Intelligent Cloud Automation Solutions for IT Service Management
Keywords:
AI-Driven Cloud Automation, IT Service Management (ITSM), Automation-as-a-Service (AaaS), Infrastructure as Code (IaC), Intelligent Incident Management, AI-Based Change and Configuration Management, Policy-Driven Cloud Resource Provisioning, Predictive Defect Detection, Auto-Remediation Systems, Alert Correlation and Triage Optimization, Infrastructure-as-a-Service (IaaS) Operations, Platform-as-a-Service (PaaS) Enablement, Software-as-a-Service (SaaS) Support Automation, Mean-Time-to-Repair Reduction, AI-Enhanced Cloud Operations.Abstract
AI-driven cloud automation for IT Service Management platforms in 2023 leverages Artificial Intelligence (AI) to improve operations and meet service-level agreements via integration of AI components within data source pipelines. Automation reduces operational workload, but only gradual adoption for complex tasks; AI adds cognitive ability to processes and accelerates implementation. Key areas for acceleration—incident management, change, and configuration management—serve as foundation for deeper integration. AI-assisted cloud automation enhances efficiency across all operations via improved routing, triaging, and remediation management of incidents; defect detection in changes and configurations; and policy-driven deployment of cloud resources. Benefits include sharper focus on core tasks, lower mean-time-to-repair, and improved user experience; costs must be weighed against reduced total cost of ownership and potential return-on-investment.
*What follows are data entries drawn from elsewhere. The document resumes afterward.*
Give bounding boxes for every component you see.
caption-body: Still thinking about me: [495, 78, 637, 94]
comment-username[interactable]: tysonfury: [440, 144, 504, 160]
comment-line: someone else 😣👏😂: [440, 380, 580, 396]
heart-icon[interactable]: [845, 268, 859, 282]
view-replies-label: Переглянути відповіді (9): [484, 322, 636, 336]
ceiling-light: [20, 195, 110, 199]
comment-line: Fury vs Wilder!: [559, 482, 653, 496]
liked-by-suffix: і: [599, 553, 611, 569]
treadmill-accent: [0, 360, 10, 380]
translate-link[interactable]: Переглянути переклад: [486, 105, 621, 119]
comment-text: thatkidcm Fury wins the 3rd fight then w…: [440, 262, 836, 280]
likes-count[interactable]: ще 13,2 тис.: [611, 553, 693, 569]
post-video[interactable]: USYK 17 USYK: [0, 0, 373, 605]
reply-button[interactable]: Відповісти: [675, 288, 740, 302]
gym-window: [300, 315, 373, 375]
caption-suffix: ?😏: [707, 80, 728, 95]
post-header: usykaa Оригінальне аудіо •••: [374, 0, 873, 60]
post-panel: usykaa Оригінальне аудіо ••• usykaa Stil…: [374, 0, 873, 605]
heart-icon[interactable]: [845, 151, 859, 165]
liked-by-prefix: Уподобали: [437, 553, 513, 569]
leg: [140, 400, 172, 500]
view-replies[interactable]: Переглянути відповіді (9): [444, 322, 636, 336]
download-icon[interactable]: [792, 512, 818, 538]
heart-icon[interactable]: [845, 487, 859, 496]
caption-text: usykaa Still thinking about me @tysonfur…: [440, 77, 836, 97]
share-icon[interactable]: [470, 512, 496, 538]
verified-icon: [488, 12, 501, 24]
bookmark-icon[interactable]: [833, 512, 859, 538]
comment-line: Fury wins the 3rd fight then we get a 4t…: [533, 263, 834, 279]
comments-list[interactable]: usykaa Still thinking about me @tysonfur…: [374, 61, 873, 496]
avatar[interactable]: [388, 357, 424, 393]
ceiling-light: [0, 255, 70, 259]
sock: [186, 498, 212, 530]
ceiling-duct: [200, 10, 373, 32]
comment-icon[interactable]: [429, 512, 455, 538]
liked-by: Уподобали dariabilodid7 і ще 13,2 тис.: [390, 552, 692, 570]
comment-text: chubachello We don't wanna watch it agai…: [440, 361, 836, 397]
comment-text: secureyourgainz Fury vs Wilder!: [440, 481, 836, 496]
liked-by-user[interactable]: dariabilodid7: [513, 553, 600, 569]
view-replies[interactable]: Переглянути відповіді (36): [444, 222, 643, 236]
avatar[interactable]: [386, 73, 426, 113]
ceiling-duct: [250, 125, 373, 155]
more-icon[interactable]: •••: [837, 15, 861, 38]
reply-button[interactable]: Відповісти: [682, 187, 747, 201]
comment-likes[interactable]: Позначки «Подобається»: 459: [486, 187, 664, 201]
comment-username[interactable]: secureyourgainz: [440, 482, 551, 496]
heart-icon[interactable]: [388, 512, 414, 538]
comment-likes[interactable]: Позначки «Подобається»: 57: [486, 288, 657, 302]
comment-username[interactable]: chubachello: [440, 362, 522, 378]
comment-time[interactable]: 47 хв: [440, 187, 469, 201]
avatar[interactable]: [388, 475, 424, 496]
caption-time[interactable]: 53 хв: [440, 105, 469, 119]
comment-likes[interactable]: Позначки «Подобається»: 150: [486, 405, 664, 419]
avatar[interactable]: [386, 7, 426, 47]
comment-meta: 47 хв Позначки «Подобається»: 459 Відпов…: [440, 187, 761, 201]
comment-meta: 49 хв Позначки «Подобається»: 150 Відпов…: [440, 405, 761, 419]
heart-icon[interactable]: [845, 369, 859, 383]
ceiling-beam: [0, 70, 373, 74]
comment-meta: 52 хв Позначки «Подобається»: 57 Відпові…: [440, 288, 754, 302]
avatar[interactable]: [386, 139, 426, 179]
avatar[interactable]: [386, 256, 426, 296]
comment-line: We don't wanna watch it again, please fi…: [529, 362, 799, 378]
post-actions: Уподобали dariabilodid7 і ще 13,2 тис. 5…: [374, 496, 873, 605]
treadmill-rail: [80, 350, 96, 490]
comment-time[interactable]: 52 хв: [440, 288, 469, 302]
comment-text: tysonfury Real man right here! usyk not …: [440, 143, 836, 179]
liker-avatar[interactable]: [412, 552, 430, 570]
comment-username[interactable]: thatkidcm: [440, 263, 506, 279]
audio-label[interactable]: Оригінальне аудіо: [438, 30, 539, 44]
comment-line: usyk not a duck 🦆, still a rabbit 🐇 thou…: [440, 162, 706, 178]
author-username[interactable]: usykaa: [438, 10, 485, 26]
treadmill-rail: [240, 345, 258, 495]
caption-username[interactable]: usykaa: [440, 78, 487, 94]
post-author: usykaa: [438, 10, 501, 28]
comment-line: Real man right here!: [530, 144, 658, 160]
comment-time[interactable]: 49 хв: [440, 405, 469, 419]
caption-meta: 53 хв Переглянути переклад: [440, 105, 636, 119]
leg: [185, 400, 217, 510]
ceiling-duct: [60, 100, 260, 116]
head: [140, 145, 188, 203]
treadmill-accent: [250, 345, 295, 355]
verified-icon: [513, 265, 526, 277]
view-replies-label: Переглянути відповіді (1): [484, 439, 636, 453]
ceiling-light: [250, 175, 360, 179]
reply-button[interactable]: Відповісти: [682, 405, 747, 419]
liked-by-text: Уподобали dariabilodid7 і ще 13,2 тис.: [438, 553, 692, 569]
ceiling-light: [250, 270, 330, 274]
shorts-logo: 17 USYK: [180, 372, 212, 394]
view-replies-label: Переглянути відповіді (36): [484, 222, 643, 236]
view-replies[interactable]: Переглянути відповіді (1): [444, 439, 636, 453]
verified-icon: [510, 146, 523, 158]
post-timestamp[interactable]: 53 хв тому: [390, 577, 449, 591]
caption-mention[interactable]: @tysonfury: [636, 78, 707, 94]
The increasing adoption of cloud infrastructure has accelerated development of Automation-as-a-Service for Infrastructure as Code (IaC) deployment. The resulting IT Service Management (ITSM) workload has restricted delivery of innovative Infrastructure- and Platform-as-a-Service (IaaS and PaaS) offerings and adversely affected support for Software-as-a-Service (SaaS) applications. Automation of easy or repetitive tasks alleviates operational pressure, but these initiatives often deliver limited benefit due to narrow scope or bypassing of established processes. The growing diversity of alerts produced by IT operations platforms can now be managed through wider adoption of Artificial Intelligence (AI) techniques. Clinical application of proven AI methods enables more efficient routing within and between teams; faster, consistent first-line triage actions; and faster identification of suitable auto-remediation actions.